Sometime in the mid-1990s, after a lifetime of servitude to the shriveled heads of garlic I would bring home from the supermarket, I finally declared myself independent. As a cook and a garlic lover, I would no longer stand for garlic heads containing 47 cloves each — cloves I had to painstakingly peel one by one to get the itty-bitty chunks of garlic inside.

Since then, I’ve been fortunate to interact exclusively with big, easy-to-peel cloves. It’s the best garlic money can buy, and I get it for free because I grow it. It takes about nine months, from September to the following summer, for a clove to grow into a head. If you’re going to invest that much time and effort, you should be planting the good stuff.

The central distinction in garlic botany is between the hardneck and softneck varieties. The cheap stuff from the supermarket is of the softneck persuasion, while the good stuff is all hardneck. The name hardneck refers to the flower-like organ, called a scape, that sprouts from the middle of the garlic plant around the summer solstice. The scapes must be pulled to redirect all of the plant’s energy into the below-ground bulb, so it grows as large as possible. This chore is also the first garlic harvest of the season.

If you want to be independent like me and plant your own garlic, the best place to find hardneck is your local farmers market. You can also order it online, although most farms tend to sell out of the good stuff before the mid-July harvest.

Wherever you get your seed garlic, it will cost you. Just remember that your initial investment will be offset by the fact that you’ll never have to buy garlic again.

As you round up your seed garlic and figure out where to plant it, you should also take steps to prepare the ground as necessary. If it’s a fully prepped garden bed that’s ready to go, you can skip this step. But if the location of your new garlic patch is overgrown with weeds or is currently a piece of lawn, you can kill all the plants by laying down a piece of plastic, preferably black. After eight weeks, the weeds or grass will be gone, and the dirt beneath the plastic will turn over like butter.

Since I can’t stand to see an empty piece of dirt in my garden, I like to fill it with short-season crops like radish, cilantro, spinach and other plants that will be done by late September or will peacefully coexist with the garlic I plant around them.

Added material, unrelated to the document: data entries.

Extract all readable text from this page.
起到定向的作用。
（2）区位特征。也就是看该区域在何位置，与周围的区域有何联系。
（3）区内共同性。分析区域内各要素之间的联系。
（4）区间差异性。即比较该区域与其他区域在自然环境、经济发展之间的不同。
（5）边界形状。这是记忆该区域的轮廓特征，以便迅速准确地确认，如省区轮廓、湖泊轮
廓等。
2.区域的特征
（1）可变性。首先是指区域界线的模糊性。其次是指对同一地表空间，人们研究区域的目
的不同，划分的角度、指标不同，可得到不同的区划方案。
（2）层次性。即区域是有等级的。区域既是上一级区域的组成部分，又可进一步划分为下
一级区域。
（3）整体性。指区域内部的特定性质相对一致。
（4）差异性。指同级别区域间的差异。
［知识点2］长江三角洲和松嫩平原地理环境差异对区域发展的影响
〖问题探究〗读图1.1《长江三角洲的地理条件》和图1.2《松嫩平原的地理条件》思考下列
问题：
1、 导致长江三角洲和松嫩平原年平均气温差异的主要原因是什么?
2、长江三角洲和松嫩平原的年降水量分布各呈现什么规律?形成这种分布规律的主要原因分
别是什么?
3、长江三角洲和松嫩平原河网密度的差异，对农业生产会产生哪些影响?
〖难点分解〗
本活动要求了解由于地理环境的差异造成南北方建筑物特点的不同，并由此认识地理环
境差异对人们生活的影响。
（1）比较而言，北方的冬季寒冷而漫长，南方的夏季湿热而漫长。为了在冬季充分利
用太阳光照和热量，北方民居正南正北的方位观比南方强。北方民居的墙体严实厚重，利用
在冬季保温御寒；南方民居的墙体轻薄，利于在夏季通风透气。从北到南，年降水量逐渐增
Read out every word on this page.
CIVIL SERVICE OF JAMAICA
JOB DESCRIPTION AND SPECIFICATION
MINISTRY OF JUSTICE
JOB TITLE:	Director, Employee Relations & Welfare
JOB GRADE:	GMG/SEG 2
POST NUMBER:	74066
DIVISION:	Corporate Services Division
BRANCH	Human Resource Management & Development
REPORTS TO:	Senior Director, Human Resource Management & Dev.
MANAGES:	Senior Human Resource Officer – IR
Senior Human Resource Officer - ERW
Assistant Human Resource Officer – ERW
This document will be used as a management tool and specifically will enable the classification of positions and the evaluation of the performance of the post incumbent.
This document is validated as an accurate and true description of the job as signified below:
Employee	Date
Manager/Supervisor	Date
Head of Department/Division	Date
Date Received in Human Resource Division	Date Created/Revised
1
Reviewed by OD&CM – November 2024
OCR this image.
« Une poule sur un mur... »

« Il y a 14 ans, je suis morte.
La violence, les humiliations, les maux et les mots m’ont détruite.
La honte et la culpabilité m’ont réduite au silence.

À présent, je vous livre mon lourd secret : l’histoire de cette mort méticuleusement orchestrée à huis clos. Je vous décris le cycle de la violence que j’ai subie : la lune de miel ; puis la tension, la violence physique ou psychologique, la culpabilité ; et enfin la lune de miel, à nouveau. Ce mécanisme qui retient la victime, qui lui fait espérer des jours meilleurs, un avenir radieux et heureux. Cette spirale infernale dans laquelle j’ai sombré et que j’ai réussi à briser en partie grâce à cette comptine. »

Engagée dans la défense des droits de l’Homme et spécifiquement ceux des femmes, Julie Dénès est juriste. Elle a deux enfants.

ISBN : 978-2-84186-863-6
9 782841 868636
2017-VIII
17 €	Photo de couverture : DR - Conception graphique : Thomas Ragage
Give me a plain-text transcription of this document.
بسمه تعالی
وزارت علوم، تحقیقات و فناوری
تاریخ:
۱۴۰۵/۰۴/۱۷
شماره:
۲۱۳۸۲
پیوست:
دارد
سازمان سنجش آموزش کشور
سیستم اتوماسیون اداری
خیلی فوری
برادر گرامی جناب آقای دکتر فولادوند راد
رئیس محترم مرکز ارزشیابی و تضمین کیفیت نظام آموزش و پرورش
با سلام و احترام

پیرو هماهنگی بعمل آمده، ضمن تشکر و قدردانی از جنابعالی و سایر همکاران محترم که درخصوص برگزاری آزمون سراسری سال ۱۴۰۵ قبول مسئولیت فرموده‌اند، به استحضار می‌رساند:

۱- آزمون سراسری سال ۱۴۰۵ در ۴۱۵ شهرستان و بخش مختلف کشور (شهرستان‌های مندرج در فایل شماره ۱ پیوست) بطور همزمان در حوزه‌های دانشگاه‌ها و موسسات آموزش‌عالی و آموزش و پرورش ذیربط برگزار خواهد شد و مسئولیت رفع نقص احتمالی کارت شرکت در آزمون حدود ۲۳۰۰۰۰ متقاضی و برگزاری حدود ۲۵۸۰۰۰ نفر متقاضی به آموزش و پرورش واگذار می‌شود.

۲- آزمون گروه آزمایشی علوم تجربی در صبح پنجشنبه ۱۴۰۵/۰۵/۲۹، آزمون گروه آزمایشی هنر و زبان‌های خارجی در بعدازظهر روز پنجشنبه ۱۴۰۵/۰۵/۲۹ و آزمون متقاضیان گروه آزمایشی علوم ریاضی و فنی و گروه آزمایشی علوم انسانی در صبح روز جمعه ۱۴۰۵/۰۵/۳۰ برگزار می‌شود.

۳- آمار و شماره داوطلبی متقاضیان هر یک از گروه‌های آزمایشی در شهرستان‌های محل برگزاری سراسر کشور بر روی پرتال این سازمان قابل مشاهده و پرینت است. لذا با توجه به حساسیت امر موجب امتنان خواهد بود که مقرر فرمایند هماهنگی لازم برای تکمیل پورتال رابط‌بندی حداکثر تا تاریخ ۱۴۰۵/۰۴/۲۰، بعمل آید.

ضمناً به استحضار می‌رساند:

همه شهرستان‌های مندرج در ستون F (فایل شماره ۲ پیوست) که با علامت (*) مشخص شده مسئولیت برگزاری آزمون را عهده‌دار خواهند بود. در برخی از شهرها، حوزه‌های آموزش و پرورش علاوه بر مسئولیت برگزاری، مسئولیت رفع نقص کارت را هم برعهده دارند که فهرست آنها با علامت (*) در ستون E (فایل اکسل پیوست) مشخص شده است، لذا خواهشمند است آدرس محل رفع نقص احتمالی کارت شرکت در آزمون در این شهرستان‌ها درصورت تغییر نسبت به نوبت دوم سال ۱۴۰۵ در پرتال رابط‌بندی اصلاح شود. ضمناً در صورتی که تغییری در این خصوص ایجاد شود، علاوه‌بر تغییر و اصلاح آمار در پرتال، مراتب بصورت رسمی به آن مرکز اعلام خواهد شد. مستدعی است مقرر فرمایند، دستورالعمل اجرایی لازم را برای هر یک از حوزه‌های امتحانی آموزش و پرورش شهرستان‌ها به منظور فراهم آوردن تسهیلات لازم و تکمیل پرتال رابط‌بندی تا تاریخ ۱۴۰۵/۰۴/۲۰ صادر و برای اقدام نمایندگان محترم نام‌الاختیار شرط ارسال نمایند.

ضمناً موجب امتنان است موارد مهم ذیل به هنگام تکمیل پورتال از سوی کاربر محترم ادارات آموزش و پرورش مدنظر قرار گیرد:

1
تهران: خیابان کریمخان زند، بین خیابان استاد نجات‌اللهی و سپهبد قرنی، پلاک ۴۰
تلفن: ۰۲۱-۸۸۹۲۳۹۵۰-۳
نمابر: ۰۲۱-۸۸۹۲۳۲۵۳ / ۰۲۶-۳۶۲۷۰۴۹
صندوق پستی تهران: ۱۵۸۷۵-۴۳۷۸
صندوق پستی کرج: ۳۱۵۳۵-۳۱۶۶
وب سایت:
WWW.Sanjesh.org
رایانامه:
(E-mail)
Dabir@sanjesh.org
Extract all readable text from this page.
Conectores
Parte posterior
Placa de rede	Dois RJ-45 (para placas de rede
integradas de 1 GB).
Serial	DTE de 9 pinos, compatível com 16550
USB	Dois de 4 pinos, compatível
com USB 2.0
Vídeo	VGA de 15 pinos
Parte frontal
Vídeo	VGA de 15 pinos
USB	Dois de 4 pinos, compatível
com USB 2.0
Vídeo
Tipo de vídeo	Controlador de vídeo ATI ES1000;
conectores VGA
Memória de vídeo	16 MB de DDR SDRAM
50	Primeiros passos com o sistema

Recently, I’ve been harvesting the scapes from last year’s planting. I yank each one gently as soon as it’s long enough to grab. If you do it right, the scape breaks deep inside the plant and emerges with a pop, yielding an extra tender and juicy garlic heart.

The other day, I chopped up some scapes and put them in a pan with some radishes I pulled from next year’s garlic patch. I fried the scapes and radishes — including the chopped radish leaves — and when they were cooked, I poured in some beaten eggs. I put a lid on the pan and let the eggs cook slowly until they were done to my liking. I seasoned with salt and hot sauce and basked in the feisty taste of freedom.

Scape pasta with parsley

The parsley can be swapped for basil, oregano or other herbs. For a non-veg option, sprinkle fried ground beef on top as a garnish. This dish can be a bit spicy because the scapes are only slightly cooked by the hot noodles. If you want it mellower, fry the scapes.

  • 1 pound pasta of your choosing
  • About one scape per eater,
  • depending on how much garlic they like
  • One bunch parsley or other herbs
  • 1/2 cup olive oil
  • 1/2 cup grated pasta cheese
  • Optional: ground meat and
  • tomato sauce

While the pasta cooks, chop the scapes and herbs finely. Brown the meat if using. Heat the marinara if you want some. Fry the scapes if you can’t take the heat.

When the pasta is done, drain and toss with the oil, herbs, scapes and cheese. Garnish with red sauce and meat.